Le mardi 23 octobre, j’ai eu le plaisir d’assister à une rencontre avec le grand Salman Rushdie dans le cadre du London Literature Festival.

Première rencontre en 2013
J’avais déjà eu l’occasion de le voir il y a 6 ans à Bruxelles à l’occasion de la sortie de ses mémoires, Joseph Anton. Accompagnée d’une amie, j’avais alors bu les paroles de ce talentueux écrivain avant de pouvoir l’approcher pour obtenir, d’une main tremblante, sa précieuse dédicace. Assise face à la très belle scène du Royal Festival Hall de Londres, j’ai encore une fois été conquise par l’humilité, l’humour et la sagesse de ce génie des lettres au sourire bienveillant et au regard malicieux.

The Satanic Verses
C’est grâce à un formidable professeur de littérature anglaise de l’EII (ce cher monsieur François pour ne pas le citer) que j’ai découvert Salman Rushdie, à travers la lecture de Haroun and the Sea of Stories. Amoureuse des contes et des jeux de mots à la Lewis Carroll, je suis directement tombée sous le charme de la plume poétique, cultivée et humoristique de cet auteur britannique originaire de Mumbai. Quelques années plus tard, alors que je parcourais son gigantesque pays natal en train, je me suis plongée avec délice dans plusieurs de ses œuvres, dont Luka and the Fire of Life, Imaginary Homelands et The Enchantress of Florence. Ce n’est que récemment que je me suis enfin laissée porter par The Satanic Verses, son œuvre la plus célèbre et la raison de la terrible fatwa prononcée contre lui par l’ayatollah Khomeini en 1989.
La rencontre à laquelle j’ai assistée mardi dernier concernait la sortie de son tout dernier roman, The Golden House (La Maison Golden dans la traduction française de Gérard Meudal).

The Golden House
The Golden House dépeint un tableau extrêmement complet des États-Unis entre l’investiture de Barack Obama et l’arrivée d’un étrange Joker aux cheveux verts et au sourire malsain sur la scène des élections présidentielles. Si le nom de Trump n’est jamais prononcé dans son roman (Rushdie a déclaré lors de la rencontre qu’il n’avait pas envie de « polluer » son livre), on le reconnaît très bien, non seulement dans ce fameux Joker issu de l’univers de DC Comics, mais aussi dans le personnage au centre de l’attention du livre : Nero Golden, un vieillard arrogant et corrompu fuyant son sombre passé en Inde pour se retrouver à New York avec ses 3 fils et sa future jeune épouse, qui n’est autre qu’une immigrée slave plantureuse…
La première question de la rencontre, menée par l’auteure et critique américaine Erica Wagner, concernait cette similitude avec l’actuel président américain et son élection surprenante à la tête des États-Unis. Salman Rushdie a révélé qu’il avait terminé son roman bien avant les résultats de l’élection et qu’il faisait partie de ceux qui croyaient fermement qu’Hillary Clinton en sortirait victorieuse. Loin de vouloir faire dans la prémonition, il voulait simplement, au travers de ce livre, parler des divisions qui se creusaient aux États-Unis depuis l’investiture d’Obama et n’avait, au départ, aucunement l’envie de parler de Trump. Le personnage de Nero Golden lui trottait dans la tête depuis une dizaine d’années et, même s’il a rencontré ce cher Donald plusieurs fois au cours de sa vie, les nombreuses ressemblances de son personnage avec le président américain ne lui sont pas apparues tout de suite.

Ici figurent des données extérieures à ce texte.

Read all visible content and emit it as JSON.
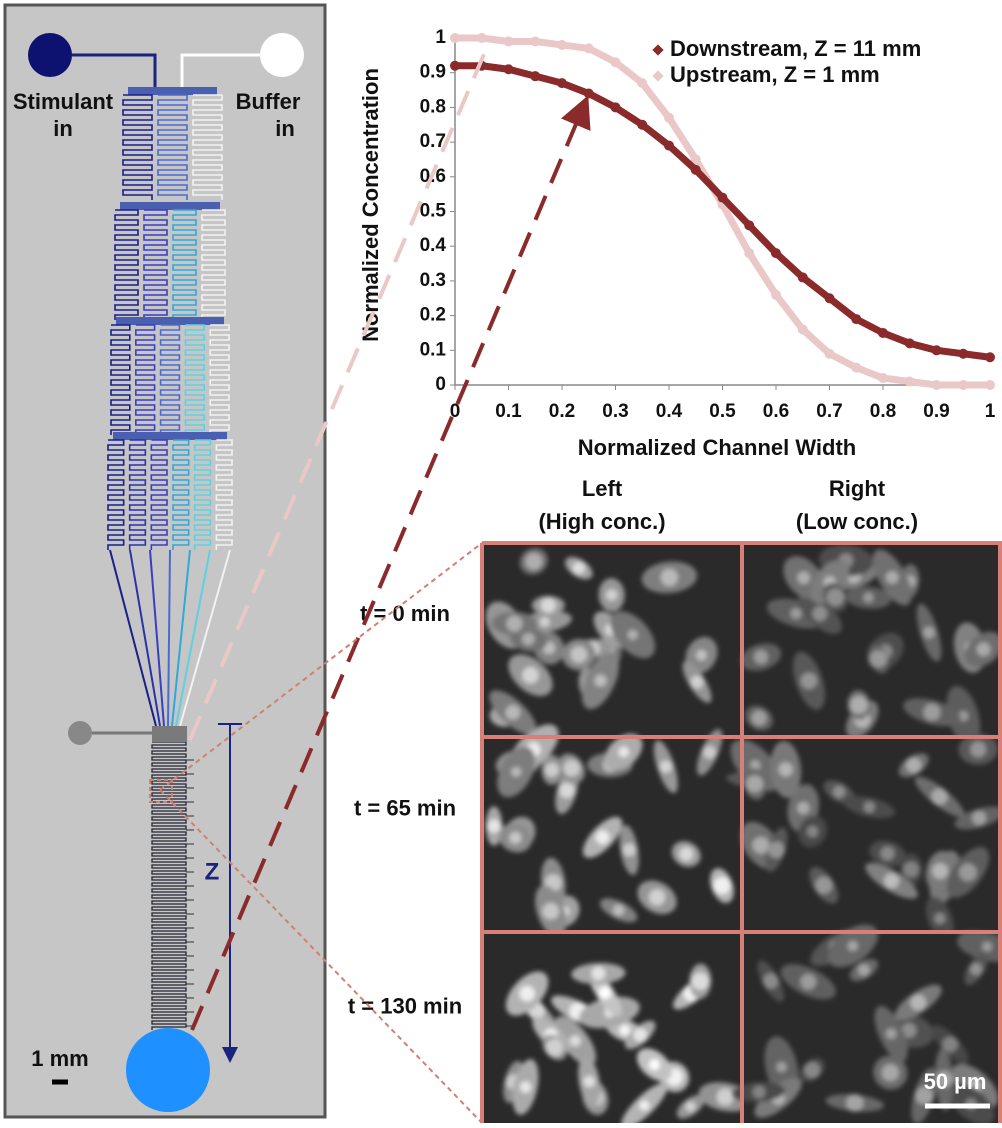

La salle du Royal Hall Festival avant l’arrivée massive du public
Comme dans chacun de ses romans, l’histoire de The Golden House est racontée du point de vue d’un merveilleux conteur, dans ce cas-ci René, un jeune réalisateur de cinéma en devenir s’étant pris de passion pour la mystérieuse famille Golden installée depuis peu dans son quartier. Salman Rushdie emploie donc un vocabulaire purement cinématographique pour dérouler son récit, créant ses chapitres comme des scènes de cinéma et intégrant une multitude de références à de grands classiques du 7e art, dont Le Parrain de Francis Ford Coppola et Fenêtre sur cour d’Alfred Hitchcock parmi les plus flagrants. Ce choix du cinéma, Salman Rushdie l’explique par son enfance passée à Mumbai, la ville de Bollywood, mais aussi parce qu’il cherche toujours le meilleur moyen de raconter ses histoires. Il s’est ainsi remémoré l’un de ses professeurs d’Histoire à Cambridge (Salman Rushdie a en effet poursuivi des études d’historien en Angleterre), qui lui avait expliqué que pour raconter une histoire, il fallait avant tout « écouter les gens parler ». Depuis, Salman Rushdie s’attelle toujours à répondre à trois questions avant d’entamer l’écriture de ses romans. Qui raconte cette histoire ? Pourquoi ? Et surtout, comment doit-elle être racontée ? Il consacre donc un temps précieux à se renseigner sur la manière dont raconter son livre en faisant une foule de recherches. Une fois la structure réalisée, à l’aide de cartes retraçant les lieux et les dates de son récit, il considère son travail comme une partition de jazz, c’est-à-dire ouvert aux improvisations et lui laissant la liberté d’être emporté par l’histoire et par ses personnages tout en gardant un œil critique.
La rencontre s’est également intéressée aux éventuels liens entre les différents livres de l’auteur. Salman Rushdie a expliqué qu’il n’y en avait aucun, que c’était d’ailleurs plutôt une crainte pour tout écrivain de créer des répétitions involontaires et que les lecteurs les plus attentifs à ce genre de choses étaient… ses traducteurs. Il a également abordé le sujet de la traduction en répondant à une question sur le choix de ses titres. Salman Rushdie a expliqué qu’il est incapable de terminer un livre sans avoir trouvé son titre dès le début de son travail (car cela voudrait dire qu’il ne comprend pas lui-même le sujet) et qu’il prend toujours un soin extrême à les choisir. Pour Midnight’s Children, il a ainsi longuement hésité entre « Midgnight’s Children » et « Children of Midnight » tout en sachant pertinemment que cette mince différence ne serait pas traduisible dans certaines langues, comme le français, qui aurait été dans tous les cas Les Enfants de Minuit.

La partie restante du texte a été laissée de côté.